The protagonist first reacts instinctively. Taylor threw up her hands. This happens first because it’s the natural reaction, the instant reaction.
What is that? she thought.
Then she finds her voice: “A walking, talking snowman?” she asked.

Let’s view that as one unit:
Elsa, Anna, and Olaf walked into the room. Taylor threw up her hands. What is that? Taylor thought. “A walking, talking snowman?” she asked.

Then you repeat the format. What would happen next in a scene where a young pop singer meets the cast of Frozen and they’re real? Remember the format:
Action
Instinctive reaction.
Thought.
Speech.

By making up these motivational-reaction-units, you will create strings of an interesting narrative, in the sense that each one will move the story along in a brisk manner. Taking the elements out of order is jarring to the reader. The order is exactly how it would be done in a movie. You don’t hear speech and then see a reaction. It’s the other way around.

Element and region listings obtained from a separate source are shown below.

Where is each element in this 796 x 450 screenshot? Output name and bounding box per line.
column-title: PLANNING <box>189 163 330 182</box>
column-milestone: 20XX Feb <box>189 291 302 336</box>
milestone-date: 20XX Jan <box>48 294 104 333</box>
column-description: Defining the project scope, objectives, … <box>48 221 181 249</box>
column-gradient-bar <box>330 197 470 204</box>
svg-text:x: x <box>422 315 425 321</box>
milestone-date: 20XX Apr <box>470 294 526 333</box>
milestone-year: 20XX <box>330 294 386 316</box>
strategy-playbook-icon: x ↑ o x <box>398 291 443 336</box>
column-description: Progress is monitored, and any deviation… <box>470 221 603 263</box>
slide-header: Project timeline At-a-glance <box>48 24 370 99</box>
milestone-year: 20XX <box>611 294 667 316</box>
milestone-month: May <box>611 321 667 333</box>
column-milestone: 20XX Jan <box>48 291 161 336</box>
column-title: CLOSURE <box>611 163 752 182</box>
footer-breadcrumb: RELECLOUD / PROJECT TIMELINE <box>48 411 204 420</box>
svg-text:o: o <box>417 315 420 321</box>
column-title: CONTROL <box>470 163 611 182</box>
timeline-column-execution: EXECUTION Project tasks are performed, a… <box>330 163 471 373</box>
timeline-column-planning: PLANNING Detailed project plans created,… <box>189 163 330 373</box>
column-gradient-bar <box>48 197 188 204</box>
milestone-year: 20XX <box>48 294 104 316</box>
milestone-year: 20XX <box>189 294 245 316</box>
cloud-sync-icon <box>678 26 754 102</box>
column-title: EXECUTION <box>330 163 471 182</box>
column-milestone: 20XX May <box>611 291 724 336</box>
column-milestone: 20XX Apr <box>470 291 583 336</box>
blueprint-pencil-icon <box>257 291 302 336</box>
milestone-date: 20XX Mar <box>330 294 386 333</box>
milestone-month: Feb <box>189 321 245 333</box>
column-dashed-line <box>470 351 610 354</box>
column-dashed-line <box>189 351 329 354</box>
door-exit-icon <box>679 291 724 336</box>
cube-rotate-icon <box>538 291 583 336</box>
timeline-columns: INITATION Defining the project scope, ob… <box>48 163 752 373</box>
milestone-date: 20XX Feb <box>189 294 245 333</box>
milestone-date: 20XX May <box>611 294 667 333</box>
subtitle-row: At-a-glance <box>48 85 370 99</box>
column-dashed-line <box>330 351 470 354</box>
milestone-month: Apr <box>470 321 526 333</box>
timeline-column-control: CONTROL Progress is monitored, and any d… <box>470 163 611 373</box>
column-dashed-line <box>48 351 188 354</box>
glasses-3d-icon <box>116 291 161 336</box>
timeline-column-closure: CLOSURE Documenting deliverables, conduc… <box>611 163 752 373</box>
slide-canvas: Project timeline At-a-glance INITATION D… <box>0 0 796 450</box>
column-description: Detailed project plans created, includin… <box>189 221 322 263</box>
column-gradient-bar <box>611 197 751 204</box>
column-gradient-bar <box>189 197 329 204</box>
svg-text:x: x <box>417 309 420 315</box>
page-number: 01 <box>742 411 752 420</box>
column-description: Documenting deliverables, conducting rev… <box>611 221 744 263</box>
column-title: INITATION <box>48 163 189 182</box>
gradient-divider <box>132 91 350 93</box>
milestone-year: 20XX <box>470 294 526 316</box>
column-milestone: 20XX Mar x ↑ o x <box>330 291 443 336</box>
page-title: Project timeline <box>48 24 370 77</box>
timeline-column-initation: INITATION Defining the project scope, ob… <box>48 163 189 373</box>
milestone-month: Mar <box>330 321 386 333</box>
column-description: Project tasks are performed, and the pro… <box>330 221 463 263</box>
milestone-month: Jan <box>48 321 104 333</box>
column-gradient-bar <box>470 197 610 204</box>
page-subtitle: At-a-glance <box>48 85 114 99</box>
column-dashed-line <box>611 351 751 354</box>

Sure, it’s easy to say, but does it work?  And does great literature employ it? What about great fiction? If I go to Mr. Tolkien’s opus and try to match this method up to his fiction, is the template going to fit, or did he do something different? You’re saying, but, but, that’s TOLKIEN, dude, that’s different, he can break rules because he’s the man.  So what? Does he have a good commercial sales technique, does he employ MRUs or not?  And if he does something different, why does it work and what is his method?

And does any combat vet pan his books by saying, “Tolkein doesn’t know squat about cavalry charges, everyone knows who’s done one that it isn’t like what he wrote.” or “Helm’s Deep was totally unrealistic, I fight in the SCA and that’s not how combat really is.”

As a side note, the Hobbit clearly doesn’t utilize the Scene/Sequel format.

Back to MRUs. I am doing my best with them, but then my characters want to talk to each other and it doesn’t fit the MRU template.  Maybe it does.  Is this a format you have attempted, and if so, was it successful or was it an exercise?